Lets do some basic math:
For existing FPGA design the best can be had is 23MHps/J. There is no reason to anticipate an improvement in FPGA power efficiency, yes, there can be marginal reduction of overhead and the FPGA can be scaled up, but it's efficiency will not increase all that much. Based on existing designs we can anticipate 25MH/J for FPGA. There is nothing special abut ASIC, most ASIC vendors just use a custom programmed FPGA; this is called FPGA to ASIC conversion. So at best ASIC will be 50MHps/J;
You are wrong.

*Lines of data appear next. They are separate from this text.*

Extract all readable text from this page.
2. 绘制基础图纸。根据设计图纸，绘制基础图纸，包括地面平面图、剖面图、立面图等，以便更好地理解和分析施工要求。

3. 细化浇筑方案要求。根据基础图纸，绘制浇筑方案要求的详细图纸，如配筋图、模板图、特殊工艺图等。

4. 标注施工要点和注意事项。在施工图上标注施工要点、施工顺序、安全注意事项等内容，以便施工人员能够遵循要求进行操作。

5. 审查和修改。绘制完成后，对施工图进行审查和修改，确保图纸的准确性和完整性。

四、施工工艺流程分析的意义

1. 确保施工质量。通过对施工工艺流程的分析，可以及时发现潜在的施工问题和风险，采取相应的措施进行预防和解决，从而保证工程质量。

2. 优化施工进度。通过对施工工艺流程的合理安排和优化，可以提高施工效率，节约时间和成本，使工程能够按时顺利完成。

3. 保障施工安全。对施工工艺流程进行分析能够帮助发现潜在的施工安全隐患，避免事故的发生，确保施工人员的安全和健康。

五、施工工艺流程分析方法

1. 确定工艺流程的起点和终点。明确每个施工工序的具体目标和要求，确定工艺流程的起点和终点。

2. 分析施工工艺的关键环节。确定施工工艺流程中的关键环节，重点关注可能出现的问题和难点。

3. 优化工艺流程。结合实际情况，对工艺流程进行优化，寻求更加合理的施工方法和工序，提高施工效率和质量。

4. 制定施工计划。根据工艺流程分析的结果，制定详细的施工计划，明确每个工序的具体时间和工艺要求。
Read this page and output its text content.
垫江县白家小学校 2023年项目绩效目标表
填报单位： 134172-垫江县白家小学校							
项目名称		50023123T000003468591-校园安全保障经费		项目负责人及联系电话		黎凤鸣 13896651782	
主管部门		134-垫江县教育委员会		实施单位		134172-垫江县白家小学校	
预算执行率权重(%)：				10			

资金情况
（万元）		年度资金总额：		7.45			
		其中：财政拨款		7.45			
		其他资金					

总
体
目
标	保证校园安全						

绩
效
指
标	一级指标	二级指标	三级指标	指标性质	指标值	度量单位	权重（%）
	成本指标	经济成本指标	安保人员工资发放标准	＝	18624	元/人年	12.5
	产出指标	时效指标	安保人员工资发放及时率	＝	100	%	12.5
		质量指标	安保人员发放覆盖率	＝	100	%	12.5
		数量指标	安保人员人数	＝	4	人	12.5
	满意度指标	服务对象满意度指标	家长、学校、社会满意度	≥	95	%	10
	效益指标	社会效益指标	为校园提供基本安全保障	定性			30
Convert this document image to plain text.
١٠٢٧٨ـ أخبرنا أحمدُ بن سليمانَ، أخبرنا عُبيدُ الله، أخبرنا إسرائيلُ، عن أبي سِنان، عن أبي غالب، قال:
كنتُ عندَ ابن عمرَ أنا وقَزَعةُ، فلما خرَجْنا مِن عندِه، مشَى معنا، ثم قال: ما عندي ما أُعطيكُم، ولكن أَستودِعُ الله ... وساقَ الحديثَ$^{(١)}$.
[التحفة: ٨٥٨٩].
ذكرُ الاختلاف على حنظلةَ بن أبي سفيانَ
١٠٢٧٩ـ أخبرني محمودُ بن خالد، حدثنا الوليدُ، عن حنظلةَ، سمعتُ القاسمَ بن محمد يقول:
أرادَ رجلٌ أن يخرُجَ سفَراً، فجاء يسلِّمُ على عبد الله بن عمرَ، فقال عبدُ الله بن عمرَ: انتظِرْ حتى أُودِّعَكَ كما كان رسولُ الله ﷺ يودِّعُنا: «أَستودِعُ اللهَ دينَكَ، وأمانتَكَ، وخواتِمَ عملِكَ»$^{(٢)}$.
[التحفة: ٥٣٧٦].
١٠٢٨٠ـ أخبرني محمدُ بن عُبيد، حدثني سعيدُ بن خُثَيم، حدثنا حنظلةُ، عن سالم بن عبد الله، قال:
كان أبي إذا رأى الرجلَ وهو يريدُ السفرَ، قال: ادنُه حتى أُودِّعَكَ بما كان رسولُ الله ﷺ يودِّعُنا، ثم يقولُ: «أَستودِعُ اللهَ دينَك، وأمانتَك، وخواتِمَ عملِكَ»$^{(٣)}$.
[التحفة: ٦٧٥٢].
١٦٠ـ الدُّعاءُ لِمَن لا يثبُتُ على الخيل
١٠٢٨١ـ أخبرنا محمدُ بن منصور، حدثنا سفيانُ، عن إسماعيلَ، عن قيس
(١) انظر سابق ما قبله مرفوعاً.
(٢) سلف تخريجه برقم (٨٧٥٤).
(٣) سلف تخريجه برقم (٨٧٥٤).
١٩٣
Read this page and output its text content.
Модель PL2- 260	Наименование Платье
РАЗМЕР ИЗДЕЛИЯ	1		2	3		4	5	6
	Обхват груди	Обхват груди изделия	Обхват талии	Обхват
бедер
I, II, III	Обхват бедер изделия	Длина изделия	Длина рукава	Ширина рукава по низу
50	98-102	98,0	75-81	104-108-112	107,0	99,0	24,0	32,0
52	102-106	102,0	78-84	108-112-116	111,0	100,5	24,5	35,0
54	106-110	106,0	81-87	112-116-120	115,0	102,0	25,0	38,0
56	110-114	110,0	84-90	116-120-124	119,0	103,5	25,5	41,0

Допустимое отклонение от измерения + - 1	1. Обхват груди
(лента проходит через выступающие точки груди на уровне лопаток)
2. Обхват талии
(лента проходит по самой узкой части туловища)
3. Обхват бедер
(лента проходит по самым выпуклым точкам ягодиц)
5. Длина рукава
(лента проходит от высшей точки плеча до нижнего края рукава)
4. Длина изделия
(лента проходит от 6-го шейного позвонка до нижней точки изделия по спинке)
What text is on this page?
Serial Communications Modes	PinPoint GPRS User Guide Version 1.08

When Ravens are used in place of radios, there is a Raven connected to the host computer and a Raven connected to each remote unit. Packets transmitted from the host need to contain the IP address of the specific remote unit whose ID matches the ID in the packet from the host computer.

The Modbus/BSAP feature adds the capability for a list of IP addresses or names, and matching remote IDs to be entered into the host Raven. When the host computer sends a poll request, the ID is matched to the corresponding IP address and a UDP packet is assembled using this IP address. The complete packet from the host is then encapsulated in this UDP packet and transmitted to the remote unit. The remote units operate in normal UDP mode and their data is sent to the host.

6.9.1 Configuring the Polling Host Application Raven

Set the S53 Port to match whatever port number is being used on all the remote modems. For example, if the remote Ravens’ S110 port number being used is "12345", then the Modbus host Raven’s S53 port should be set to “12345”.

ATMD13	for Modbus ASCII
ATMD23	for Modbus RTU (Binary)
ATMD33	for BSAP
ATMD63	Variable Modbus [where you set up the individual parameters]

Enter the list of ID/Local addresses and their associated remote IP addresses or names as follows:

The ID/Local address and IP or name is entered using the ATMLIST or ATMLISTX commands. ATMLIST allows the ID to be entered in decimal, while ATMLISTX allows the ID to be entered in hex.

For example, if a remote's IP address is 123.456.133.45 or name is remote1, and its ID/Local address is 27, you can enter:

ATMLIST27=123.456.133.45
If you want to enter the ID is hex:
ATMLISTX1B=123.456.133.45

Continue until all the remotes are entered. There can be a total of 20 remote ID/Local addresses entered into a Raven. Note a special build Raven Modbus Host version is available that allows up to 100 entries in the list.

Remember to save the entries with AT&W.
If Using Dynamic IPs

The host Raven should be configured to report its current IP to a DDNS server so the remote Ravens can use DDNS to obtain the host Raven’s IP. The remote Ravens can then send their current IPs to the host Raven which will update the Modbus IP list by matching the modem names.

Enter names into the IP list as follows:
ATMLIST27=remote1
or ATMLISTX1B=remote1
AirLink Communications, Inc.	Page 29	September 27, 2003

A real-world SHA-256 130nm chip,
non-optimized for Bitcoin, has already demonstrated 73 Mhash/J:
https://bitcointalk.org/index.php?topic=95762.0 Merely scaling down this non-optimal design from 130nm to 65nm would multiply the Mash/J efficiency by 4 (because efficiency is linearly proportional to the transistor junction area), making it 292 Mhash/J.
Then it is not hard to imagine that optimizing the chip for Bitcoin (ie. two SHA-256 with no high-speed I/O since the same data block is hashed over and over locally, merely incrementing the nonce) would improve the efficiency by a factor or 2 or 3, therefore making it 584 Mhash/J or 876 Mhash/J.
These numbers are not far from BFL's claims (1000 Mhash/J), making them plausible.
And with 2-3 years of design, prototyping as well as about $1-$2 million start-up cost you can do it.